El lugar donde vivo no tiene rótulo, ni calle. Y no porque no haya nombres que le vendría de perlas. Orgullosa se pondría la palabra escogida: poder compaginar con sus letras sitio tan agradable. Llevo tiempo pensando que título poner a esta tahúya en la que me instalé tras mi jubilación. Pero siempre me contuve. Poner nombre a algo es como delimitar su esencia, perimetrar, acortar su significado. Las palabras, y más si son escritas, ahogan la esencia, encorsetan el todo que quieren decirnos. Las circunscribimos, las sometemos de por vida a estar inscritas, enterradas en el caballón de una sola línea. Basta que llamemos a la fragancia, jazmín, para que su perfume sea otro, y no el de esta flor aromática.

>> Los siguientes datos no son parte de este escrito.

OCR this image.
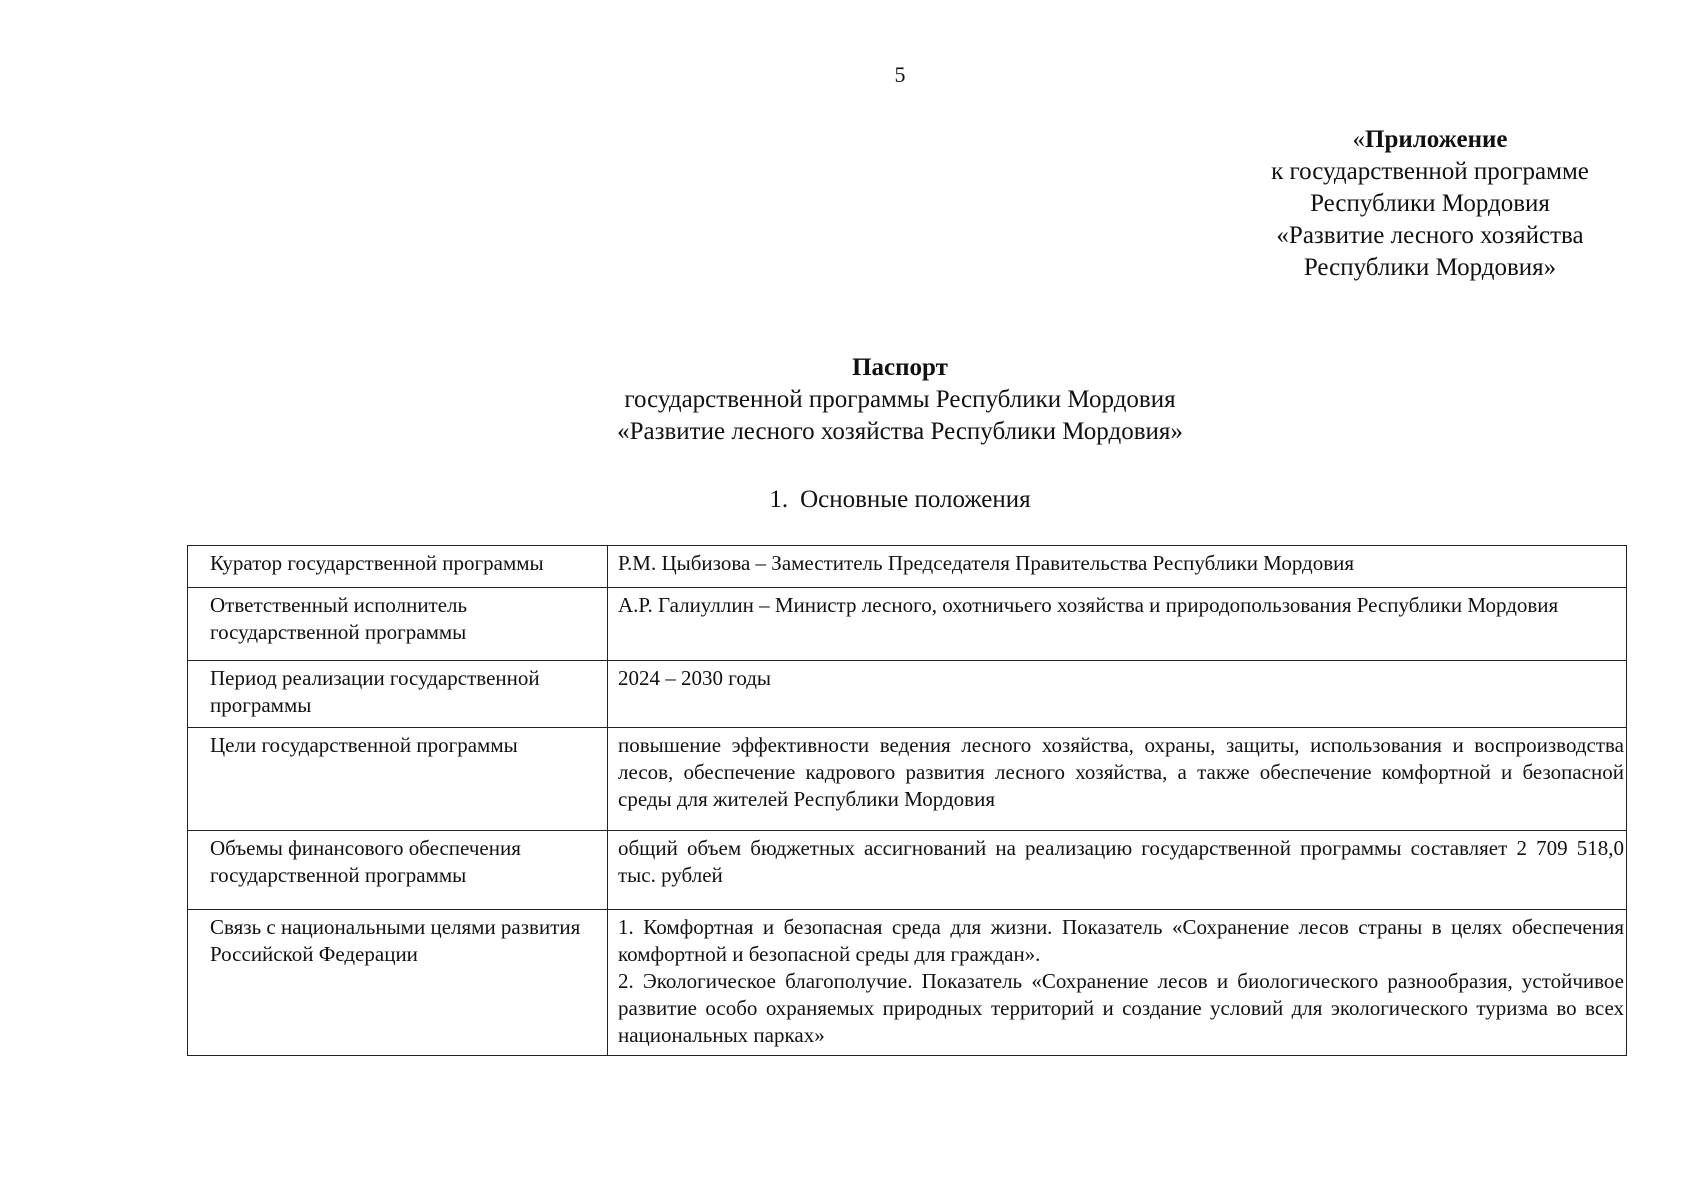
5
«Приложение
к государственной программе
Республики Мордовия
«Развитие лесного хозяйства
Республики Мордовия»
Паспорт
государственной программы Республики Мордовия
«Развитие лесного хозяйства Республики Мордовия»
1. Основные положения
Куратор государственной программы	Р.М. Цыбизова – Заместитель Председателя Правительства Республики Мордовия

Ответственный исполнитель государственной программы	А.Р. Галиуллин – Министр лесного, охотничьего хозяйства и природопользования Республики Мордовия

Период реализации государственной программы	2024 – 2030 годы

Цели государственной программы	повышение эффективности ведения лесного хозяйства, охраны, защиты, использования и воспроизводства лесов, обеспечение кадрового развития лесного хозяйства, а также обеспечение комфортной и безопасной среды для жителей Республики Мордовия

Объемы финансового обеспечения государственной программы	общий объем бюджетных ассигнований на реализацию государственной программы составляет 2 709 518,0 тыс. рублей

Связь с национальными целями развития Российской Федерации	1. Комфортная и безопасная среда для жизни. Показатель «Сохранение лесов страны в целях обеспечения комфортной и безопасной среды для граждан».
2. Экологическое благополучие. Показатель «Сохранение лесов и биологического разнообразия, устойчивое развитие особо охраняемых природных территорий и создание условий для экологического туризма во всех национальных парках»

Ayer hablando con mi nieta le decía que los cuentos están llenos de palabras, que no son del todo verdad, son relatos que se escribieron para ayudarnos a entender la vida, encontrar cuál debe ser nuestro camino y dar con los nobles pasos que encaucen nuestro comportamiento. Cuando seas mayor comprobarás, niña, que ningún beso de príncipe azul podrá resucitar a Blancanieves. Los cuentos son como parábolas, enseñanzas, conocimiento. Esto es lo que yo quise decir a mi nieta, pero me callé, me contuve por no saber estar a su altura, o por no defraudar sus sentimientos o futuros deseos. El amor es capaz de casi todo, pero... ¡salvarnos de la muerte!, eso es otra cosa que yo no sé, ni alcanzo. Y ella, como adivinando lo que yo no dije, añadió enseguida: Abuelo, los cuentos no son mentiras, son invenciones reales, son emociones que a mí me encantan.
Mi nieta terca, utópica y patafísica, no quería apearse del burro de sus fantasías. Yo la paré en seco: A ver, niña, que no quiero que se me escape esta palabra tan bonita que has dicho. A partir de hoy, este trozo de huerta en el que vivimos, lo llamaremos "emociones".